Holešov Airport (Letiště Holešov) was an airport serving the city of Holešov located in the Kroměříž District in the Zlín Region of the Czech Republic. The airport was opened in February 1953, and began scheduled commercial flights by April of that year. By the late 1970s, passenger numbers were dwindling due to the opening of a nearby motorway, and was closed on 31 March 2009 following years of limited activity.

== History ==
On 3 August, 1930, an aviation day was held at Holešov, which led to the plans of a sports airport led by Holešov Aeroclub. The plans were later changed for a civilian airport, and would be designed and built by national enterprise Svit Gottwaldov-Zlín. In 1949, a proposal was made to cancel the construction of the airport, After a change of investor, construction continued, but with a limited budget. This led to a reduction in the scope of construction. By 1950, modification of the airfield area began, and a hangar was approved for use in 1952. In September 1952, the first military aircraft landed in Holešov, and the airfield was officially approved in February 1953. On 1 April, 1953, Czechoslovak Airlines (ČSA) began scheduled operations from the airport, utilizing aircraft such as the Douglas DC-3 and Ilyushin Il-14. In 1956, a fire station was built, providing emergency services to the airport. In late 1959, a control tower was built, and the airport became home to Automobile Repair Workshops - ČSAO. The airline flew flights between eastern Moravia and Prague, with each journey taking from 45 to 60 minutes.

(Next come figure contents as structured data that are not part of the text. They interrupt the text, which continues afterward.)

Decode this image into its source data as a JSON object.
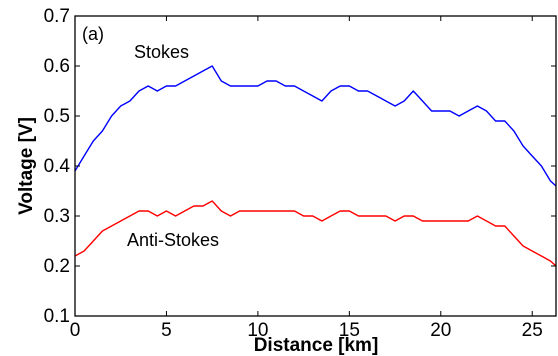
{
  "chart_data": {
    "type": "line",
    "panel_label": "(a)",
    "xlabel": "Distance [km]",
    "ylabel": "Voltage [V]",
    "xlim": [
      0,
      26.3
    ],
    "ylim": [
      0.1,
      0.7
    ],
    "xticks": [
      0,
      5,
      10,
      15,
      20,
      25
    ],
    "yticks": [
      0.1,
      0.2,
      0.3,
      0.4,
      0.5,
      0.6,
      0.7
    ],
    "xtick_labels": [
      "0",
      "5",
      "10",
      "15",
      "20",
      "25"
    ],
    "ytick_labels": [
      "0.1",
      "0.2",
      "0.3",
      "0.4",
      "0.5",
      "0.6",
      "0.7"
    ],
    "grid": false,
    "annotations": [
      {
        "text": "Stokes",
        "x": 4.2,
        "y": 0.635
      },
      {
        "text": "Anti-Stokes",
        "x": 6.7,
        "y": 0.245
      }
    ],
    "series": [
      {
        "name": "Stokes",
        "color": "#0000ff",
        "x": [
          0,
          0.5,
          1.0,
          1.5,
          2.0,
          2.5,
          3.0,
          3.5,
          4.0,
          4.5,
          5.0,
          5.5,
          6.0,
          6.5,
          7.0,
          7.5,
          8.0,
          8.5,
          9.0,
          9.5,
          10.0,
          10.5,
          11.0,
          11.5,
          12.0,
          12.5,
          13.0,
          13.5,
          14.0,
          14.5,
          15.0,
          15.5,
          16.0,
          16.5,
          17.0,
          17.5,
          18.0,
          18.5,
          19.0,
          19.5,
          20.0,
          20.5,
          21.0,
          21.5,
          22.0,
          22.5,
          23.0,
          23.5,
          24.0,
          24.5,
          25.0,
          25.5,
          26.0,
          26.3
        ],
        "y": [
          0.39,
          0.42,
          0.45,
          0.47,
          0.5,
          0.52,
          0.53,
          0.55,
          0.56,
          0.55,
          0.56,
          0.56,
          0.57,
          0.58,
          0.59,
          0.6,
          0.57,
          0.56,
          0.56,
          0.56,
          0.56,
          0.57,
          0.57,
          0.56,
          0.56,
          0.55,
          0.54,
          0.53,
          0.55,
          0.56,
          0.56,
          0.55,
          0.55,
          0.54,
          0.53,
          0.52,
          0.53,
          0.55,
          0.53,
          0.51,
          0.51,
          0.51,
          0.5,
          0.51,
          0.52,
          0.51,
          0.49,
          0.49,
          0.47,
          0.44,
          0.42,
          0.4,
          0.37,
          0.36
        ]
      },
      {
        "name": "Anti-Stokes",
        "color": "#ff0000",
        "x": [
          0,
          0.5,
          1.0,
          1.5,
          2.0,
          2.5,
          3.0,
          3.5,
          4.0,
          4.5,
          5.0,
          5.5,
          6.0,
          6.5,
          7.0,
          7.5,
          8.0,
          8.5,
          9.0,
          9.5,
          10.0,
          10.5,
          11.0,
          11.5,
          12.0,
          12.5,
          13.0,
          13.5,
          14.0,
          14.5,
          15.0,
          15.5,
          16.0,
          16.5,
          17.0,
          17.5,
          18.0,
          18.5,
          19.0,
          19.5,
          20.0,
          20.5,
          21.0,
          21.5,
          22.0,
          22.5,
          23.0,
          23.5,
          24.0,
          24.5,
          25.0,
          25.5,
          26.0,
          26.3
        ],
        "y": [
          0.22,
          0.23,
          0.25,
          0.27,
          0.28,
          0.29,
          0.3,
          0.31,
          0.31,
          0.3,
          0.31,
          0.3,
          0.31,
          0.32,
          0.32,
          0.33,
          0.31,
          0.3,
          0.31,
          0.31,
          0.31,
          0.31,
          0.31,
          0.31,
          0.31,
          0.3,
          0.3,
          0.29,
          0.3,
          0.31,
          0.31,
          0.3,
          0.3,
          0.3,
          0.3,
          0.29,
          0.3,
          0.3,
          0.29,
          0.29,
          0.29,
          0.29,
          0.29,
          0.29,
          0.3,
          0.29,
          0.28,
          0.28,
          0.26,
          0.24,
          0.23,
          0.22,
          0.21,
          0.2
        ]
      }
    ]
  }
}
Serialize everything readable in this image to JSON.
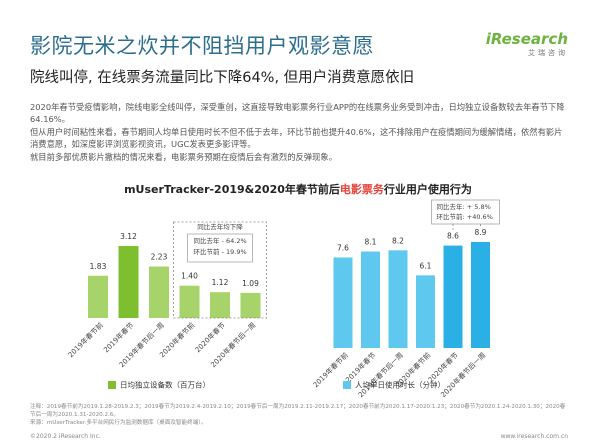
{
  "header": {
    "title": "影院无米之炊并不阻挡用户观影意愿",
    "subtitle": "院线叫停, 在线票务流量同比下降64%, 但用户消费意愿依旧",
    "logo": "iResearch",
    "logo_sub": "艾瑞咨询"
  },
  "body": {
    "paragraphs": [
      "2020年春节受疫情影响，院线电影全线叫停，深受重创，这直接导致电影票务行业APP的在线票务业务受到冲击，日均独立设备数较去年春节下降64.16%。",
      "但从用户时间粘性来看，春节期间人均单日使用时长不但不低于去年，环比节前也提升40.6%，这不排除用户在疫情期间为缓解情绪，依然有影片消费意愿，如深度影评浏览影视资讯，UGC发表更多影评等。",
      "就目前多部优质影片撤档的情况来看，电影票务预期在疫情后会有激烈的反弹现象。"
    ],
    "figure_title": [
      "mUserTracker-2019&2020年春节前后",
      "电影票务",
      "行业用户使用行为"
    ]
  },
  "chart_data": [
    {
      "type": "bar",
      "categories": [
        "2019年春节前",
        "2019年春节",
        "2019年春节后一周",
        "2020年春节前",
        "2020年春节",
        "2020年春节后一周"
      ],
      "values": [
        1.83,
        3.12,
        2.23,
        1.4,
        1.12,
        1.09
      ],
      "value_labels": [
        "1.83",
        "3.12",
        "2.23",
        "1.40",
        "1.12",
        "1.09"
      ],
      "colors": [
        "#a6d36a",
        "#7dbf2e",
        "#a6d36a",
        "#a6d36a",
        "#a6d36a",
        "#a6d36a"
      ],
      "legend": "日均独立设备数（百万台）",
      "annotation": [
        "同比去年均下降",
        "同比去年 - 64.2%",
        "环比节前 - 19.9%"
      ]
    },
    {
      "type": "bar",
      "categories": [
        "2019年春节前",
        "2019年春节",
        "2019年春节后一周",
        "2020年春节前",
        "2020年春节",
        "2020年春节后一周"
      ],
      "values": [
        7.6,
        8.1,
        8.2,
        6.1,
        8.6,
        8.9
      ],
      "colors": [
        "#5ec8ef",
        "#5ec8ef",
        "#5ec8ef",
        "#5ec8ef",
        "#2bb0e6",
        "#2bb0e6"
      ],
      "legend": "人均单日使用时长（分钟）",
      "annotation": [
        "同比去年: + 5.8%",
        "环比节前: +40.6%"
      ]
    }
  ],
  "footer": {
    "notes": [
      "注释：2019春节前为2019.1.28-2019.2.3；2019春节为2019.2.4-2019.2.10；2019春节后一周为2019.2.11-2019.2.17；2020春节前为2020.1.17-2020.1.23；2020春节为2020.1.24-2020.1.30；2020春节后一周为2020.1.31-2020.2.6。",
      "来源：mUserTracker.多平台网民行为监测数据库（桌面及智能终端）。"
    ],
    "copyright": "©2020.2 iResearch Inc.",
    "site": "www.iresearch.com.cn"
  }
}
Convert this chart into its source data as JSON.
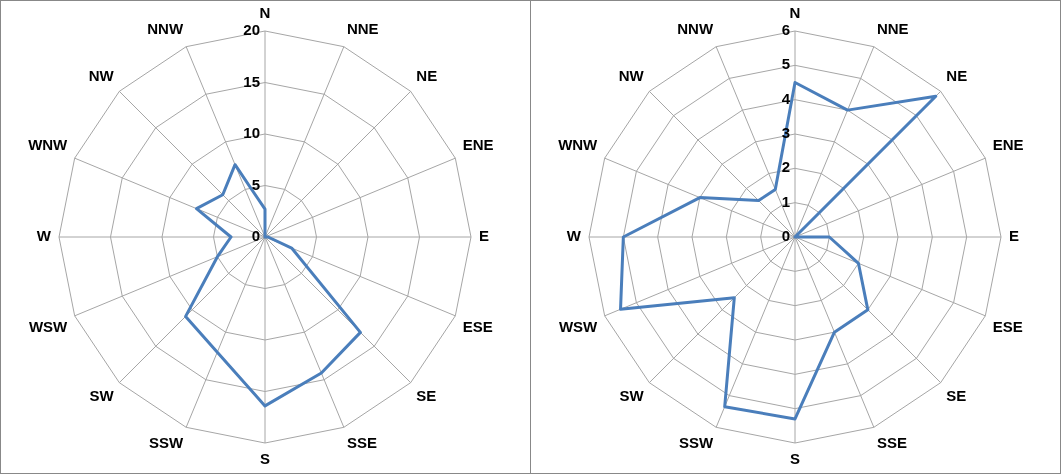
{
  "chart_data": [
    {
      "type": "radar",
      "categories": [
        "N",
        "NNE",
        "NE",
        "ENE",
        "E",
        "ESE",
        "SE",
        "SSE",
        "S",
        "SSW",
        "SW",
        "WSW",
        "W",
        "WNW",
        "NW",
        "NNW"
      ],
      "series": [
        {
          "color": "#4a7ebb",
          "values": [
            2.7,
            0,
            0,
            0,
            0.3,
            2.8,
            13.1,
            14.3,
            16.4,
            12.1,
            10.9,
            5,
            3.3,
            7.2,
            5.8,
            7.6
          ]
        }
      ],
      "ylim": [
        0,
        20
      ],
      "yticks": [
        0,
        5,
        10,
        15,
        20
      ],
      "grid": true,
      "marker": "none",
      "line_style": "solid"
    },
    {
      "type": "radar",
      "categories": [
        "N",
        "NNE",
        "NE",
        "ENE",
        "E",
        "ESE",
        "SE",
        "SSE",
        "S",
        "SSW",
        "SW",
        "WSW",
        "W",
        "WNW",
        "NW",
        "NNW"
      ],
      "series": [
        {
          "color": "#4a7ebb",
          "values": [
            4.5,
            4,
            5.8,
            0,
            1,
            2,
            3,
            3,
            5.3,
            5.35,
            2.5,
            5.5,
            5,
            3,
            1.5,
            1.5
          ]
        }
      ],
      "ylim": [
        0,
        6
      ],
      "yticks": [
        0,
        1,
        2,
        3,
        4,
        5,
        6
      ],
      "grid": true,
      "marker": "none",
      "line_style": "solid"
    }
  ]
}
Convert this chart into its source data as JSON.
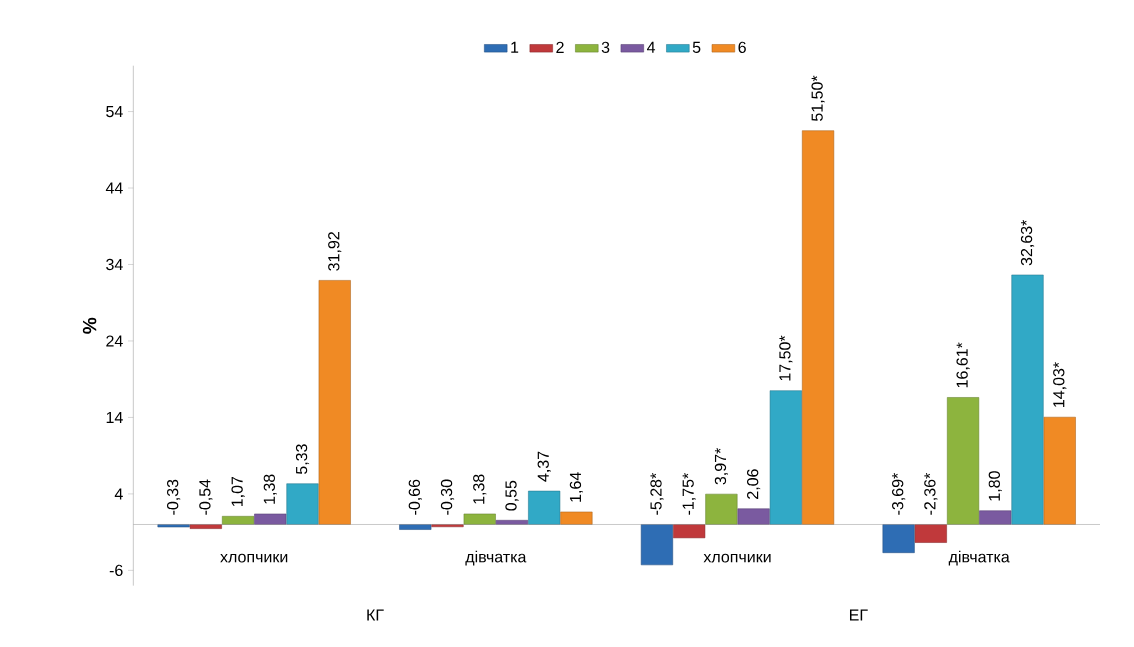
{
  "chart_data": {
    "type": "bar",
    "ylabel": "%",
    "categories": [
      "хлопчики",
      "дівчатка",
      "хлопчики",
      "дівчатка"
    ],
    "series": [
      {
        "name": "1",
        "color": "#2e6db4",
        "values": [
          -0.33,
          -0.66,
          -5.28,
          -3.69
        ],
        "value_labels": [
          "-0,33",
          "-0,66",
          "-5,28*",
          "-3,69*"
        ]
      },
      {
        "name": "2",
        "color": "#c0393b",
        "values": [
          -0.54,
          -0.3,
          -1.75,
          -2.36
        ],
        "value_labels": [
          "-0,54",
          "-0,30",
          "-1,75*",
          "-2,36*"
        ]
      },
      {
        "name": "3",
        "color": "#8db43e",
        "values": [
          1.07,
          1.38,
          3.97,
          16.61
        ],
        "value_labels": [
          "1,07",
          "1,38",
          "3,97*",
          "16,61*"
        ]
      },
      {
        "name": "4",
        "color": "#7a5aa0",
        "values": [
          1.38,
          0.55,
          2.06,
          1.8
        ],
        "value_labels": [
          "1,38",
          "0,55",
          "2,06",
          "1,80"
        ]
      },
      {
        "name": "5",
        "color": "#31a9c6",
        "values": [
          5.33,
          4.37,
          17.5,
          32.63
        ],
        "value_labels": [
          "5,33",
          "4,37",
          "17,50*",
          "32,63*"
        ]
      },
      {
        "name": "6",
        "color": "#f08a24",
        "values": [
          31.92,
          1.64,
          51.5,
          14.03
        ],
        "value_labels": [
          "31,92",
          "1,64",
          "51,50*",
          "14,03*"
        ]
      }
    ],
    "annotations": [
      "КГ",
      "ЕГ"
    ],
    "ylim": [
      -8,
      60
    ],
    "yticks": [
      -6,
      4,
      14,
      24,
      34,
      44,
      54
    ],
    "legend": "top",
    "grid": false
  }
}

Further upgrades of the airport took place during the 1960s.

By the 1970s, operations were jointly handled by and Slov-Air and ČSA. In 1977, the completion and expansion of the airport was approved, and was to be gradually carried out in the following years. By the late 1970s, passenger traffic began decreasing following the first sections of the Prague-Brno motorway being opened, providing a new travel alternative. Stringent safety and security measures were also rolled out by the 1980s, making check-in a considerably longer process, and an energy crisis occurring at the time increased the costs for refueling aircraft. In autumn 1980, the regular ČSA air route was cancelled, and the airport was transferred to Slovair Bratislava. Beginning in the 1980s, several projects were launched to restore the importance of Holešov Airport, all of which were unsuccessful. There were also further complications in the 1990s.

=== Closure ===
In 2005, the airport was purchased by the government of Zlín Region for the purposes of developing it into a new industrial zone, and began working on the project by 2006. On 31 March, 2009, Holešov Airport was officially closed by the Civil Aviation Authority at the request of Industry Servus ZK, following years of reduced activity. Subsequently, the departure lounge and two hangars were demolished, with those who were using the airport being financially compensated by Zlin Region authorities. The Holešov Industrial Zone was established, aimed at providing new jobs to the region's decreasing employment rate.

On 6 April, 2023, Jan Dúbravčík held a presentation of the history of the airport to the general public, organized Municipal Library of Holešov in cooperation with the Holešov Museum and the Holešov Local History Circle. The event was held in the study room of the Holešov Library, showing that the topic of the former airport was still relevant in interest of the general public.